The stamping components for the body side panels and roof adopt the conventional approach of multiple stamping steps. This method struggles to ensure the demanded tolerance range for the laser welding area. Thus, stamping processes must rigorously uphold geometric dimensions. Departing from the traditional dual-stage shaping approach, the strategy involves a singular-stroke stamping methodology for the A, B, and C regions. This transition entails a shift towards processing and installation carried out using the same manufacturing baseline, equipment, and installation fixtures. The aim is to ensure uniformity in the surface level of the laser welding area.
2. Appearance Design
The application of laser welding results in a more aesthetically pleasing body, where the welded joints are virtually devoid of visible traces, and post-polishing gives them a seamless appearance. For instance, the exterior of a laser-welded roof presents a uniform surface, whereas traditional spot welding methods often leave marks on the vehicle’s roof, necessitating the use of decorative strips on both sides for concealment. As a result, many individuals discern whether a vehicle employs spot-welded bodywork or laser-welded bodywork by observing the presence or absence of these decorative strips on the roof.
When designing the body roof, it’s crucial to adjust the angle of the roof’s contour based on requirements of calibration, specifically the angular orientation of the laser welding surface. This calibration ensures that the side panels and roof can be welded together within an ideal gap and angle.
With advanced manufacturing technologies, achieving automation, flexibility, and intelligence in the production of welded products has become an inevitable trend.

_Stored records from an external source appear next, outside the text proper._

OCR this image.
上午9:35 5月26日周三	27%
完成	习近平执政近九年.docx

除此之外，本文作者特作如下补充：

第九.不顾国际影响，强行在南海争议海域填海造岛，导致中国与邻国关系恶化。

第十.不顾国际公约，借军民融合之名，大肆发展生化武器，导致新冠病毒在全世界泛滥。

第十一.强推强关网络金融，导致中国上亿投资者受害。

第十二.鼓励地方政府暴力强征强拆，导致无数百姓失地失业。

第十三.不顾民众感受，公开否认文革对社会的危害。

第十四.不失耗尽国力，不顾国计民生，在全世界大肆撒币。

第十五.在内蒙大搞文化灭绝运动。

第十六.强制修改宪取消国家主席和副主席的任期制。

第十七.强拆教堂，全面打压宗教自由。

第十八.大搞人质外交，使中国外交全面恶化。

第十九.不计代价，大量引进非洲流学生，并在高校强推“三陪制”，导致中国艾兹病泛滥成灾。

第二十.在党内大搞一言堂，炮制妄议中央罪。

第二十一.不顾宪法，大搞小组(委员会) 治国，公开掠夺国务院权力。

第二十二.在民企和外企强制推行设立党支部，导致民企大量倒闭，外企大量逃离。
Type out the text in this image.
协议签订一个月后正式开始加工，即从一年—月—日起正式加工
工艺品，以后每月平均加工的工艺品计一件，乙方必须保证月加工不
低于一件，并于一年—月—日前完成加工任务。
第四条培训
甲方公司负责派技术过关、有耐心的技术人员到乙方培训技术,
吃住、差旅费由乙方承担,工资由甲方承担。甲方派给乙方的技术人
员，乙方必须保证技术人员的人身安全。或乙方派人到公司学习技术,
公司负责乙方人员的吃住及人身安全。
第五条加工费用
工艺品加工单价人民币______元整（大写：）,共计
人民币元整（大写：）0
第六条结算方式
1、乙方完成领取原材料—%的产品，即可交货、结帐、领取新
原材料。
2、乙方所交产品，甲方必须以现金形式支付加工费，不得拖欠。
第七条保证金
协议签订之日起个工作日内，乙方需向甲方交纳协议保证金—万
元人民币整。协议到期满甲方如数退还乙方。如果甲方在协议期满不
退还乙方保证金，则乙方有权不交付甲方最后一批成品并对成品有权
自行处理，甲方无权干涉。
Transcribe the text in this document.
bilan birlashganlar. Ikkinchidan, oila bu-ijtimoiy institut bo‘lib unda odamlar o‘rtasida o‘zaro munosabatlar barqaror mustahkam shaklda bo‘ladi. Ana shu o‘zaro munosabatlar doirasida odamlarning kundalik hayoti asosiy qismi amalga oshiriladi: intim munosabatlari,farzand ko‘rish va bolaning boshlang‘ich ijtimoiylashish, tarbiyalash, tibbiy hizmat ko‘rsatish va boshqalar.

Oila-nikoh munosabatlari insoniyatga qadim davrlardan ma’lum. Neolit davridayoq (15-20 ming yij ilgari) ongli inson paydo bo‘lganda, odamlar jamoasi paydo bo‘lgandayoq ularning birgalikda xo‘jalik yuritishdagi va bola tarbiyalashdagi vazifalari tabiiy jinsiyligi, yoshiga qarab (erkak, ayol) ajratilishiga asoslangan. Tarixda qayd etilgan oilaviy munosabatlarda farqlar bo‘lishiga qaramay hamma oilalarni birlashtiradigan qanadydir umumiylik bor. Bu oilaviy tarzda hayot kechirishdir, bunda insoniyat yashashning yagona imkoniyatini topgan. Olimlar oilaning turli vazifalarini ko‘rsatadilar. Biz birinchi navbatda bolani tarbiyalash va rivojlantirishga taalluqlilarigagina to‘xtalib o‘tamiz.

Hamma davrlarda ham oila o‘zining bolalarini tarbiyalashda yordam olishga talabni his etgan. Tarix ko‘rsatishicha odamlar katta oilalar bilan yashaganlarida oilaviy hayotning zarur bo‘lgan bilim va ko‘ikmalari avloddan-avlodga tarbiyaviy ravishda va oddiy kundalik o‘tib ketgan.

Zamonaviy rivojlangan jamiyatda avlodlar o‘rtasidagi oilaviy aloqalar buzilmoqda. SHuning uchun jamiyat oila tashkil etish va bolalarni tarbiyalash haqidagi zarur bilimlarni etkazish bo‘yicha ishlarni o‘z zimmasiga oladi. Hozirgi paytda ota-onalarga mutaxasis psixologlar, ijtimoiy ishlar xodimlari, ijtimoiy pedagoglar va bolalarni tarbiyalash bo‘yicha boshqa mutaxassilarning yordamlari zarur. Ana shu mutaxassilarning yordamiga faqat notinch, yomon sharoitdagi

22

In international aspect, well-known automotive companies are racing to implement laser welding technology in body manufacturing to ensure both product quality and technological advancement, securing a competitive edge in the increasingly fierce product market. This trend has also been reflected in domestic joint ventures. Elevating product quality, conducting pertinent research applications within China, gaining mastery over pivotal technologies and welding machines, and forging self-reliant capacities in research, innovation, and production, stand not only as prevailing trends but also as the bedrock for propelling Chinese brands onto the global stage.